2.4 When re-establishment of rights is granted, the legal situation is restored to that existing prior to the noting of the loss of rights which ensued from failure to observe the time limit. The Board of Appeal's decision of 21 May 1993 based on failure to observe the time limit is thus rendered invalid, even though it is a final decision. In other words, the granting of re-establishment of rights destroys the legal validity of the decision, which accordingly need not be set aside or amended. As a result, the protest is admissible and must be examined on its merits.
3. The ISA does not base its objection of lack of unity on the prior art referred to in the application or established during the search. It is therefore an "a priori" objection within the meaning of Chapter VII.9 of the "Guidelines for international search to be carried out under the PCT".
3.1 The grounds for this objection as stated in the invitation to pay are kept so terse and general that they contain virtually nothing more than a repetition of the substance of Rule 13.1 PCT in different words. According to established Board of Appeal case law (see, for example, W 4/85, OJ EPO 1987, 63, and W 7/86, OJ EPO 1987, 67), only in exceptional cases does such general information fulfil the obligation stipulated in Rule 40.1 PCT to submit a reasoned statement.
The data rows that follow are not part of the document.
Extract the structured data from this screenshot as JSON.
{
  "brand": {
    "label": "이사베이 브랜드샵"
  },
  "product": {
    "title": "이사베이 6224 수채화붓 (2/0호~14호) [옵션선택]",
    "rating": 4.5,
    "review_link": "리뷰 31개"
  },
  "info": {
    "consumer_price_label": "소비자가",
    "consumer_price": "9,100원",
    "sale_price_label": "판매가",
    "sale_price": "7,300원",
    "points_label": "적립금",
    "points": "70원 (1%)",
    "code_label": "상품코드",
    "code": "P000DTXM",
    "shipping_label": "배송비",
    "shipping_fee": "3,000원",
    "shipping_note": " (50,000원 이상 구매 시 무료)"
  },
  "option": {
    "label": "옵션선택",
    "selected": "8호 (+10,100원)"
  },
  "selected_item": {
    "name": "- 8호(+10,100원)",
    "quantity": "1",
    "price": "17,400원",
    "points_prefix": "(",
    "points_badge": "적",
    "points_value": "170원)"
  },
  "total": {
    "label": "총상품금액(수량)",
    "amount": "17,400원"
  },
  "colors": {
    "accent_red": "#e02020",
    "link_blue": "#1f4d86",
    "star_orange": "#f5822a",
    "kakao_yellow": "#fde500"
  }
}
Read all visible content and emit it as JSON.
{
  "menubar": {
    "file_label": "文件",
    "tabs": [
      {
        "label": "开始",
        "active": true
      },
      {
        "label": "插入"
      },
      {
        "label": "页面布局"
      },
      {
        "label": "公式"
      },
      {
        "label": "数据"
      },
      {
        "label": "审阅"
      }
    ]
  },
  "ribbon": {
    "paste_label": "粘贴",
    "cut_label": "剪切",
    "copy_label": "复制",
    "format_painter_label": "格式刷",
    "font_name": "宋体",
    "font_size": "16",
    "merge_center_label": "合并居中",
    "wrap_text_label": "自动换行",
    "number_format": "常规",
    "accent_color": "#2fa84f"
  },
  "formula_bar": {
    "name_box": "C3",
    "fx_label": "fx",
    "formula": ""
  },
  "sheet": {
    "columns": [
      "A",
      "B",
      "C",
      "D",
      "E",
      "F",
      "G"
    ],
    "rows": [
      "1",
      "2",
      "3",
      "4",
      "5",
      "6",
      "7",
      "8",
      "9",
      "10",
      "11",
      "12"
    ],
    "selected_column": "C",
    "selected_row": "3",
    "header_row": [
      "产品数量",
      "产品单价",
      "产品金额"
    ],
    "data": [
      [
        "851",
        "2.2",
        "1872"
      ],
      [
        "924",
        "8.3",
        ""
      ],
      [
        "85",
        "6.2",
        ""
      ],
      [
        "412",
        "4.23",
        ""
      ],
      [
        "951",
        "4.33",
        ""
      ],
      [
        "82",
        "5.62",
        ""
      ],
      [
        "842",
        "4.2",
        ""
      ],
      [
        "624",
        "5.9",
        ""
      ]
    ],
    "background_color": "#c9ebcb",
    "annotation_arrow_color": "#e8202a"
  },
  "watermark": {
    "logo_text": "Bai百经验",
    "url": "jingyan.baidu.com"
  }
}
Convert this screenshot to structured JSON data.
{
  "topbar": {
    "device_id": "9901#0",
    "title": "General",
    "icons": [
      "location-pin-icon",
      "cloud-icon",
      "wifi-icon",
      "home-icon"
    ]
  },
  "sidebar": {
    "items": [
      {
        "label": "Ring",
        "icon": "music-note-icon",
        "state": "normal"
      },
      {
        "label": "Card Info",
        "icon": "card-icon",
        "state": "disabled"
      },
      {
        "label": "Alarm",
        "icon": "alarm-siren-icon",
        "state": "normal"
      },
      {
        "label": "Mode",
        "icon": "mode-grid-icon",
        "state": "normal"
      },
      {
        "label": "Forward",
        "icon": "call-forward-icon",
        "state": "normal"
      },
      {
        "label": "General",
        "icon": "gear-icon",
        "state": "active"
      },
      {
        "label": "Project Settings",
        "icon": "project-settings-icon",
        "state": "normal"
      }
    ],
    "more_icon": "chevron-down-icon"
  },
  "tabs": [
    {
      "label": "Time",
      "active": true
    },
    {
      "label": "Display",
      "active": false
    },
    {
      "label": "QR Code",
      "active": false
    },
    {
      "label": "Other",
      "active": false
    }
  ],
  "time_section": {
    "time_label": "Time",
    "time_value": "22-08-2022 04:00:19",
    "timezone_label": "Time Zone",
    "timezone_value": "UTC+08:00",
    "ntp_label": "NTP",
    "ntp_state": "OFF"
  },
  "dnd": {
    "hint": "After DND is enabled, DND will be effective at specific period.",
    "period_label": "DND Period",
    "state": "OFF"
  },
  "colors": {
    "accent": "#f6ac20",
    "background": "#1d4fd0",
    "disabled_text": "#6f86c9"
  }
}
However, as the applicant in the present case was nevertheless able to make a substantive response, the Board can accept the reasoned statement as sufficient on this occasion.
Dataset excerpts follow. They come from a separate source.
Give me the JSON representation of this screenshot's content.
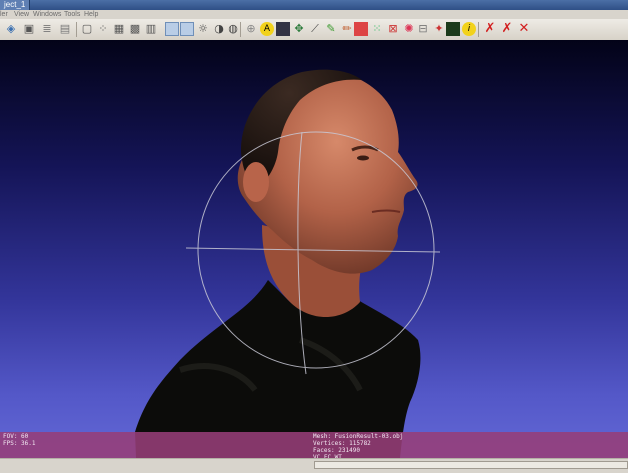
{
  "window": {
    "tab_title": "ject_1"
  },
  "menu": {
    "items": [
      "ler",
      "View",
      "Windows",
      "Tools",
      "Help"
    ]
  },
  "toolbar": {
    "icons": [
      "import-mesh-icon",
      "snapshot-icon",
      "layers-icon",
      "color-icon",
      "bbox-icon",
      "points-icon",
      "wireframe-icon",
      "hidden-lines-icon",
      "flat-shading-icon",
      "smooth-shading-icon",
      "texture-icon",
      "light-icon",
      "colorize-icon",
      "trackball-icon",
      "info-mode-icon",
      "background-color-icon",
      "pick-icon",
      "measure-icon",
      "align-icon",
      "paint-icon",
      "texture-param-icon",
      "select-faces-icon",
      "select-vertices-icon",
      "z-paint-icon",
      "edit-mesh-icon",
      "quality-icon",
      "raster-icon",
      "info-icon",
      "delete-icon",
      "delete-faces-icon",
      "close-icon"
    ]
  },
  "viewport": {
    "fov_label": "FOV: 60",
    "fps_label": "FPS:   36.1",
    "mesh_label": "Mesh: FusionResult-03.obj",
    "vertices_label": "Vertices: 115782",
    "faces_label": "Faces: 231490",
    "attr_label": "VC FC WT"
  },
  "colors": {
    "bg_top": "#030318",
    "bg_bottom": "#6368d6",
    "info_band": "#963e78"
  }
}
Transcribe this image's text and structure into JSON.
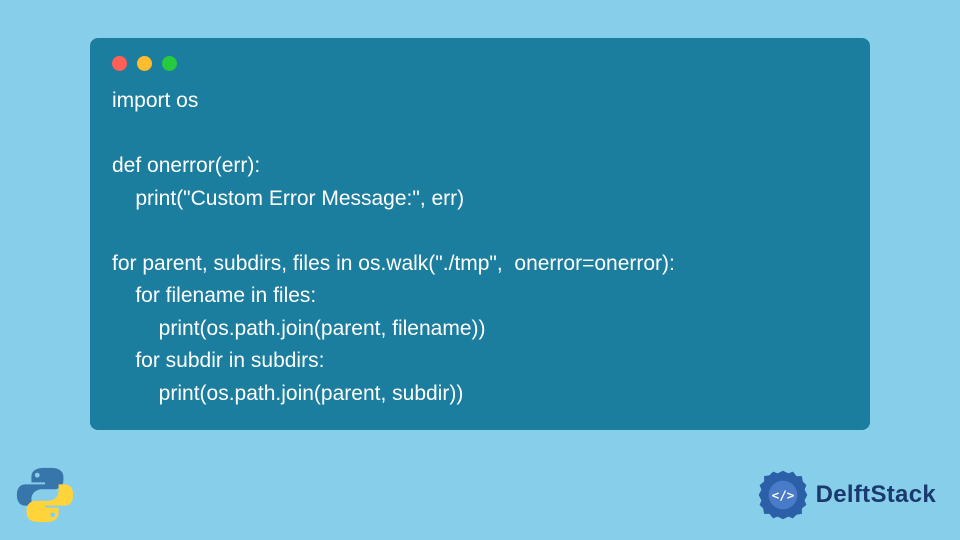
{
  "code": {
    "lines": [
      "import os",
      "",
      "def onerror(err):",
      "    print(\"Custom Error Message:\", err)",
      "",
      "for parent, subdirs, files in os.walk(\"./tmp\",  onerror=onerror):",
      "    for filename in files:",
      "        print(os.path.join(parent, filename))",
      "    for subdir in subdirs:",
      "        print(os.path.join(parent, subdir))"
    ]
  },
  "window": {
    "controls": [
      "red",
      "yellow",
      "green"
    ]
  },
  "branding": {
    "site_name": "DelftStack"
  },
  "colors": {
    "page_bg": "#87CEEB",
    "window_bg": "#1B7E9E",
    "code_text": "#FFFFFF",
    "brand_text": "#1A3A6E"
  }
}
3.2 The only construction which the Board can put on the information given by the ISA as evidence of lack of unity - which is devoid of any indication that the technical problem set out in the application has been addressed (see W 11/89, OJ EPO 1993, 225) - is that the ISA wished to base its objection exclusively on the structural differences between the claimed derivatives of vitamin D on the one hand and of vitamin E on the other.
These differences in the basic structure are undoubtedly substantial, as vitamin D is a steroid compound, whereas vitamin E (tocopherol) is a chromane derivative. Structurally, all they have in common is an esterified QH group. The carboxylic and phosphoric acids used for esterification also belong to different families of compounds. However, all this means is that the application relates not to one invention only but to a group of inventions.
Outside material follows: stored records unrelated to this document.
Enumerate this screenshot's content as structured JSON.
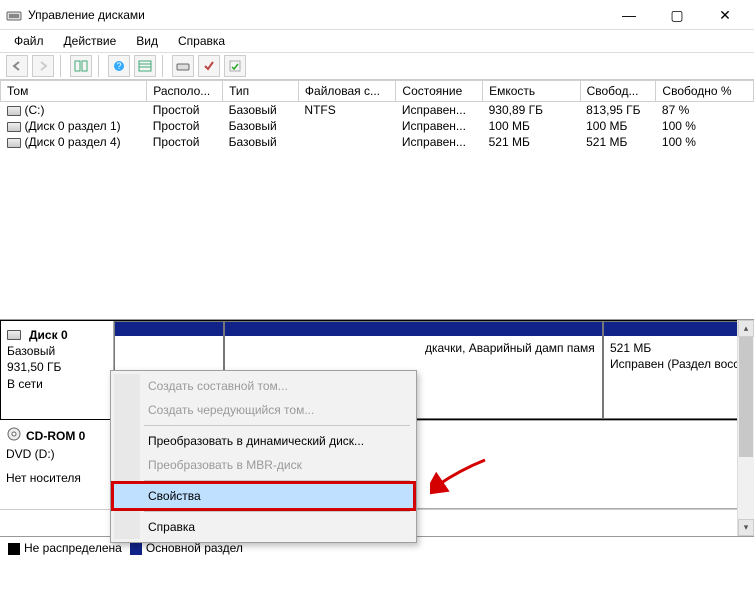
{
  "window": {
    "title": "Управление дисками",
    "min": "—",
    "max": "▢",
    "close": "✕"
  },
  "menu": {
    "file": "Файл",
    "action": "Действие",
    "view": "Вид",
    "help": "Справка"
  },
  "toolbar": {
    "back": "back-arrow-icon",
    "fwd": "forward-arrow-icon",
    "panels": "panels-icon",
    "help": "help-icon",
    "list": "list-icon",
    "disk": "disk-icon",
    "check": "check-icon",
    "tick": "tick-icon"
  },
  "columns": {
    "volume": "Том",
    "layout": "Располо...",
    "type": "Тип",
    "fs": "Файловая с...",
    "status": "Состояние",
    "capacity": "Емкость",
    "free": "Свобод...",
    "freepct": "Свободно %"
  },
  "volumes": [
    {
      "name": "(C:)",
      "layout": "Простой",
      "type": "Базовый",
      "fs": "NTFS",
      "status": "Исправен...",
      "capacity": "930,89 ГБ",
      "free": "813,95 ГБ",
      "freepct": "87 %"
    },
    {
      "name": "(Диск 0 раздел 1)",
      "layout": "Простой",
      "type": "Базовый",
      "fs": "",
      "status": "Исправен...",
      "capacity": "100 МБ",
      "free": "100 МБ",
      "freepct": "100 %"
    },
    {
      "name": "(Диск 0 раздел 4)",
      "layout": "Простой",
      "type": "Базовый",
      "fs": "",
      "status": "Исправен...",
      "capacity": "521 МБ",
      "free": "521 МБ",
      "freepct": "100 %"
    }
  ],
  "disk0": {
    "name": "Диск 0",
    "type": "Базовый",
    "size": "931,50 ГБ",
    "online": "В сети",
    "part_mid_text": "дкачки, Аварийный дамп памя",
    "part_right_size": "521 МБ",
    "part_right_status": "Исправен (Раздел восстан"
  },
  "cdrom": {
    "name": "CD-ROM 0",
    "dev": "DVD (D:)",
    "status": "Нет носителя"
  },
  "legend": {
    "unalloc": "Не распределена",
    "primary": "Основной раздел"
  },
  "context_menu": {
    "span": "Создать составной том...",
    "stripe": "Создать чередующийся том...",
    "dynamic": "Преобразовать в динамический диск...",
    "mbr": "Преобразовать в MBR-диск",
    "props": "Свойства",
    "help": "Справка"
  }
}
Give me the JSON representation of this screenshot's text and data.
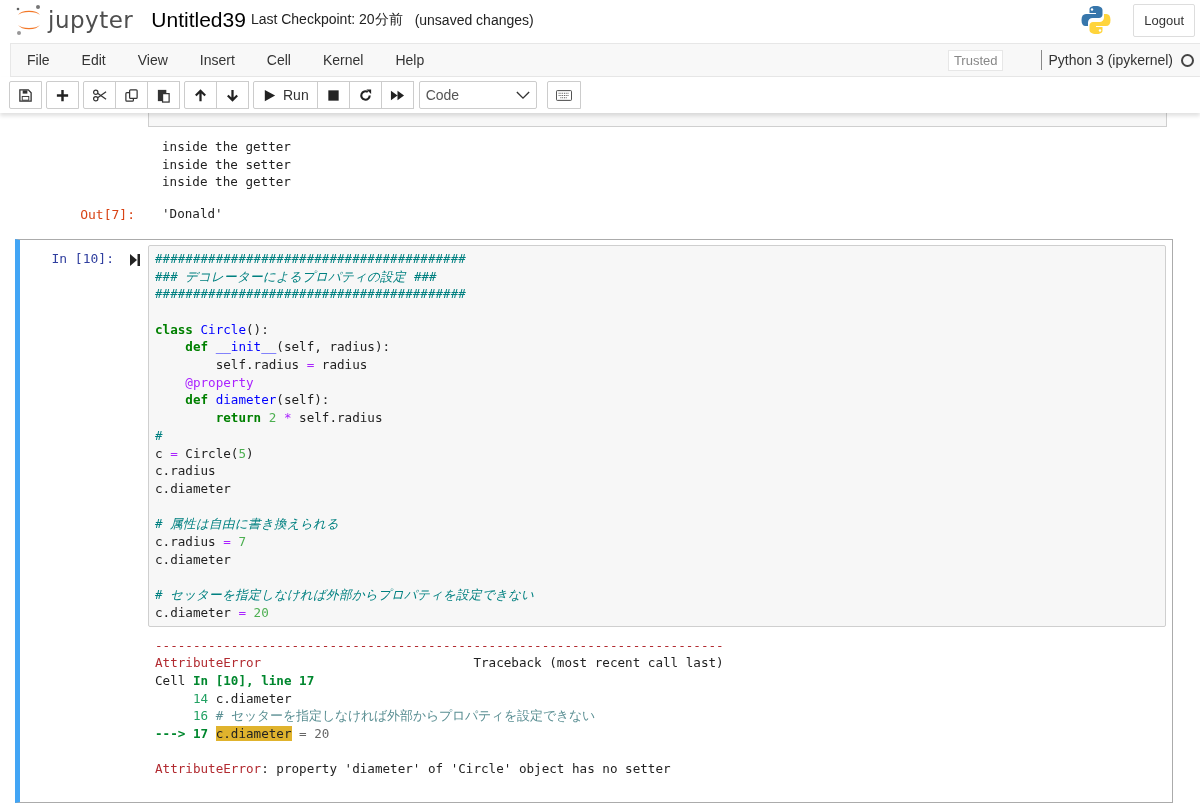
{
  "header": {
    "logo_text": "jupyter",
    "notebook_name": "Untitled39",
    "checkpoint": "Last Checkpoint: 20分前",
    "save_status": "(unsaved changes)",
    "logout": "Logout"
  },
  "menubar": {
    "items": [
      "File",
      "Edit",
      "View",
      "Insert",
      "Cell",
      "Kernel",
      "Help"
    ],
    "trusted": "Trusted",
    "kernel_name": "Python 3 (ipykernel)",
    "kernel_busy": false
  },
  "toolbar": {
    "groups": [
      {
        "buttons": [
          {
            "kind": "save"
          }
        ]
      },
      {
        "buttons": [
          {
            "kind": "add"
          }
        ]
      },
      {
        "buttons": [
          {
            "kind": "cut"
          },
          {
            "kind": "copy"
          },
          {
            "kind": "paste"
          }
        ]
      },
      {
        "buttons": [
          {
            "kind": "up"
          },
          {
            "kind": "down"
          }
        ]
      },
      {
        "buttons": [
          {
            "kind": "run",
            "label": "Run"
          },
          {
            "kind": "stop"
          },
          {
            "kind": "restart"
          },
          {
            "kind": "fastforward"
          }
        ]
      }
    ],
    "cell_type": "Code"
  },
  "cells": [
    {
      "selected": false,
      "outputs": [
        {
          "kind": "stream",
          "lines": [
            "inside the getter",
            "inside the setter",
            "inside the getter"
          ]
        },
        {
          "kind": "result",
          "prompt": "Out[7]:",
          "text": "'Donald'"
        }
      ]
    },
    {
      "selected": true,
      "prompt": "In [10]:",
      "code": [
        {
          "kind": "code",
          "tokens": [
            {
              "kind": "comment",
              "text": "#########################################"
            }
          ]
        },
        {
          "kind": "code",
          "tokens": [
            {
              "kind": "comment",
              "text": "### デコレーターによるプロパティの設定 ###"
            }
          ]
        },
        {
          "kind": "code",
          "tokens": [
            {
              "kind": "comment",
              "text": "#########################################"
            }
          ]
        },
        {
          "kind": "blank"
        },
        {
          "kind": "code",
          "tokens": [
            {
              "kind": "kw",
              "text": "class"
            },
            {
              "kind": "name",
              "text": " Circle"
            },
            {
              "kind": "plain",
              "text": "():"
            }
          ]
        },
        {
          "kind": "code",
          "tokens": [
            {
              "kind": "kw",
              "text": "    def"
            },
            {
              "kind": "name",
              "text": " __init__"
            },
            {
              "kind": "plain",
              "text": "(self, radius):"
            }
          ]
        },
        {
          "kind": "code",
          "tokens": [
            {
              "kind": "plain",
              "text": "        self.radius"
            },
            {
              "kind": "op",
              "text": " ="
            },
            {
              "kind": "plain",
              "text": " radius"
            }
          ]
        },
        {
          "kind": "code",
          "tokens": [
            {
              "kind": "deco",
              "text": "    @property"
            }
          ]
        },
        {
          "kind": "code",
          "tokens": [
            {
              "kind": "kw",
              "text": "    def"
            },
            {
              "kind": "name",
              "text": " diameter"
            },
            {
              "kind": "plain",
              "text": "(self):"
            }
          ]
        },
        {
          "kind": "code",
          "tokens": [
            {
              "kind": "kw",
              "text": "        return"
            },
            {
              "kind": "num",
              "text": " 2"
            },
            {
              "kind": "op",
              "text": " *"
            },
            {
              "kind": "plain",
              "text": " self.radius"
            }
          ]
        },
        {
          "kind": "code",
          "tokens": [
            {
              "kind": "comment",
              "text": "#"
            }
          ]
        },
        {
          "kind": "code",
          "tokens": [
            {
              "kind": "plain",
              "text": "c"
            },
            {
              "kind": "op",
              "text": " ="
            },
            {
              "kind": "plain",
              "text": " Circle("
            },
            {
              "kind": "num",
              "text": "5"
            },
            {
              "kind": "plain",
              "text": ")"
            }
          ]
        },
        {
          "kind": "code",
          "tokens": [
            {
              "kind": "plain",
              "text": "c.radius"
            }
          ]
        },
        {
          "kind": "code",
          "tokens": [
            {
              "kind": "plain",
              "text": "c.diameter"
            }
          ]
        },
        {
          "kind": "blank"
        },
        {
          "kind": "code",
          "tokens": [
            {
              "kind": "comment",
              "text": "# 属性は自由に書き換えられる"
            }
          ]
        },
        {
          "kind": "code",
          "tokens": [
            {
              "kind": "plain",
              "text": "c.radius"
            },
            {
              "kind": "op",
              "text": " ="
            },
            {
              "kind": "num",
              "text": " 7"
            }
          ]
        },
        {
          "kind": "code",
          "tokens": [
            {
              "kind": "plain",
              "text": "c.diameter"
            }
          ]
        },
        {
          "kind": "blank"
        },
        {
          "kind": "code",
          "tokens": [
            {
              "kind": "comment",
              "text": "# セッターを指定しなければ外部からプロパティを設定できない"
            }
          ]
        },
        {
          "kind": "code",
          "tokens": [
            {
              "kind": "plain",
              "text": "c.diameter"
            },
            {
              "kind": "op",
              "text": " ="
            },
            {
              "kind": "num",
              "text": " 20"
            }
          ]
        }
      ],
      "outputs": [
        {
          "kind": "error",
          "lines": [
            {
              "kind": "code",
              "tokens": [
                {
                  "kind": "err",
                  "text": "---------------------------------------------------------------------------"
                }
              ]
            },
            {
              "kind": "code",
              "tokens": [
                {
                  "kind": "err",
                  "text": "AttributeError"
                },
                {
                  "kind": "plain",
                  "text": "                            Traceback (most recent call last)"
                }
              ]
            },
            {
              "kind": "code",
              "tokens": [
                {
                  "kind": "plain",
                  "text": "Cell"
                },
                {
                  "kind": "loc",
                  "text": " In [10], line 17"
                }
              ]
            },
            {
              "kind": "code",
              "tokens": [
                {
                  "kind": "lineno",
                  "text": "     14"
                },
                {
                  "kind": "plain",
                  "text": " c.diameter"
                }
              ]
            },
            {
              "kind": "code",
              "tokens": [
                {
                  "kind": "lineno",
                  "text": "     16"
                },
                {
                  "kind": "tbcomment",
                  "text": " # セッターを指定しなければ外部からプロパティを設定できない"
                }
              ]
            },
            {
              "kind": "code",
              "tokens": [
                {
                  "kind": "loc",
                  "text": "---> 17 "
                },
                {
                  "kind": "hl",
                  "text": "c.diameter"
                },
                {
                  "kind": "dim",
                  "text": " = 20"
                }
              ]
            },
            {
              "kind": "blank"
            },
            {
              "kind": "code",
              "tokens": [
                {
                  "kind": "err",
                  "text": "AttributeError"
                },
                {
                  "kind": "plain",
                  "text": ": property 'diameter' of 'Circle' object has no setter"
                }
              ]
            }
          ]
        }
      ]
    }
  ]
}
Under Rule 13.1 PCT such a group of inventions may be claimed in one and the same application if it forms a single inventive concept. However, the ISA has not demonstrated why this requirement has not been met in the present case. Furthermore, the applicant has explained to the Board's satisfaction that the application was based on such a concept, i.e. a novel approach to the treatment of tumours. The reasons given by the ISA in support of the invitation to pay an additional search fee, therefore, do not bear further scrutiny.
4. The purpose of the protest procedure under Rule 40.2(c) PCT is to enable the justification for the invitation to pay to be submitted to substantive review; the only issue to be examined therefore is whether, considering the reasons stated by the ISA and the submissions made in support of the protest, retaining additional search fees was justified. The Board cannot therefore investigate ex officio whether an objection of lack of unity would have been justified for reasons other than those given, for example after taking into consideration the documents found during the search or addressing in depth the objectively resolved technical problem. Accordingly, the objection of lack of unity could be raised again on different grounds in the event of subsequent proceedings under PCT Chapter II.
Order
For these reasons it is decided that:
1. The applicant's request for re-establishment of rights, to enable the protest against the invitation to pay additional search fees dated 4 July 1992 to be deemed to have been filed within the time limit, is granted.
2. Refund of the additional search fee is ordered.